Friday, October 21, 2011

It's time to WORK!

Surrounded by palm trees, we've set up house under the clear blue October sky in Wauchula, Florida.

We are at work. Yes. We landed our rig in Wauchula, slightly west of the center of Florida and 50 miles east of the city of Bradenton. We have set up shop as Workampers at the SKP Resort (SKP stands for Escapees, get it!) Jo works in the office for a day and a half on the weekends, checking in travelers, sorting mail, etc. I work Saturdays, Sundays and Mondays. My job description is a pot-potpourri of doing a little electrical work (rebuilding circuit-breakers and plugs for the various sites), lawn mowing with a giant machine, pool water testing and helping incoming campers back their rigs onto the lots.

I work for the president of the co-op, a decent, mild-mannered fellow who hails from Michigan. Jo works for the office manager whom she replaces on the weekends.

We receive a small stipend for our work. But the best part is we get our site at no cost, along with free electricity and free laundromat.

This is a little village of 126 home sites. Some of the homes are mobile homes that don't more. Others are rigs like our's. A handful are ancient Greyhound buses from the '50s and '60s that have been converted to homes. I met up with the owner of one, his name is Swede, when I pulled the handle off my weed-whacker machine while struggling to get the motor to start. Swede was puttering in the workshop when I brought it in for fixing and he drove with me to his lot and rummaged in the basement of his 1956 Greyhound bus. He still drives the bus down from the north each year, although he says it's getting harder to do this as he and the bus get up in years. He eventually came up with a temporary solution to the weed-whacker by tying the pull-string onto a nail and then taping the nail to the plastic handle.
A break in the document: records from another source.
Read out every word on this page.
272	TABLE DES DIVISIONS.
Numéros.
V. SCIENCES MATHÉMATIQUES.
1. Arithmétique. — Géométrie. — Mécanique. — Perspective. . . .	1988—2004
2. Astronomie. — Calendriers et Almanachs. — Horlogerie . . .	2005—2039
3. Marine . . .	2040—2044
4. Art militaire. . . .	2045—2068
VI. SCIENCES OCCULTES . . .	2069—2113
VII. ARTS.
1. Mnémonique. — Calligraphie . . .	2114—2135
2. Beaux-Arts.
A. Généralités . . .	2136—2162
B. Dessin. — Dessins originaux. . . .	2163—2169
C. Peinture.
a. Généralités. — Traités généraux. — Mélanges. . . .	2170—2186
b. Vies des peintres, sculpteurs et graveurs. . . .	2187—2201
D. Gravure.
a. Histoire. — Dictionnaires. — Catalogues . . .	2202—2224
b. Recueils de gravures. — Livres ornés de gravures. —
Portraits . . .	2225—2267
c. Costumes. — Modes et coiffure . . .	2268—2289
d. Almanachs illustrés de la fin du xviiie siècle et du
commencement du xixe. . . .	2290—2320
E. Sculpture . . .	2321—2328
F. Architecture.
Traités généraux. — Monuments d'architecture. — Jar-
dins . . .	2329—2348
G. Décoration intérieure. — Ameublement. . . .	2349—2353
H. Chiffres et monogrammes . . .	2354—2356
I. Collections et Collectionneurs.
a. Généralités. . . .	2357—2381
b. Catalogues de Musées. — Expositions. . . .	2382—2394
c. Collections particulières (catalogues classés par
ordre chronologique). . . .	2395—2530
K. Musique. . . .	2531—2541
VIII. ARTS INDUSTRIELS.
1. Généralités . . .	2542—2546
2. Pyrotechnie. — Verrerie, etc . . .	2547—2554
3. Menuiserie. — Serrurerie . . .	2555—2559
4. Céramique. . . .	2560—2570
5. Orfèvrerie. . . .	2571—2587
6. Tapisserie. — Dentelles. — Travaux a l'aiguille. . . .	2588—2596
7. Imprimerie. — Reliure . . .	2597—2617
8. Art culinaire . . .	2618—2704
Down the road, next to the office, there's a couple who have a pair of skis screwed to the wall of their mobile home. He spends his day in the glassed-in Florida room keeping a checklist of who comes and goes. Why does he do this? No one seems to know. He just likes keeping tabs on everyone. He doesn't give the notes to anyone. Just sits there all day long, noting who comes in and who goes out of the resort.

Over in the back area of the park, we have two Sand-hill Cranes who commute in each autumn and spend the winter here. Last year, they gave birth to two chicks so it's going to be interesting to see whether they return from the north with their chicks this year. No sign of them yet.

We have three great-horned owls that hang out on the power poles and swoop silently in the night to capture their prey.

As one of our first projects in our new location, I have redesigned the front area of our rig, under the dash. We eliminated our old cathode tube TV a couple of years back, but found the new LCD TV, while thin and elegant, was thin on sound. So I installed a new sound system under the set, adding awesome bass and increased volume. The cats were thrilled by opening the hole behind the TV set and they took the opportunity to explore this great cavity before it was filled in with my new sound system.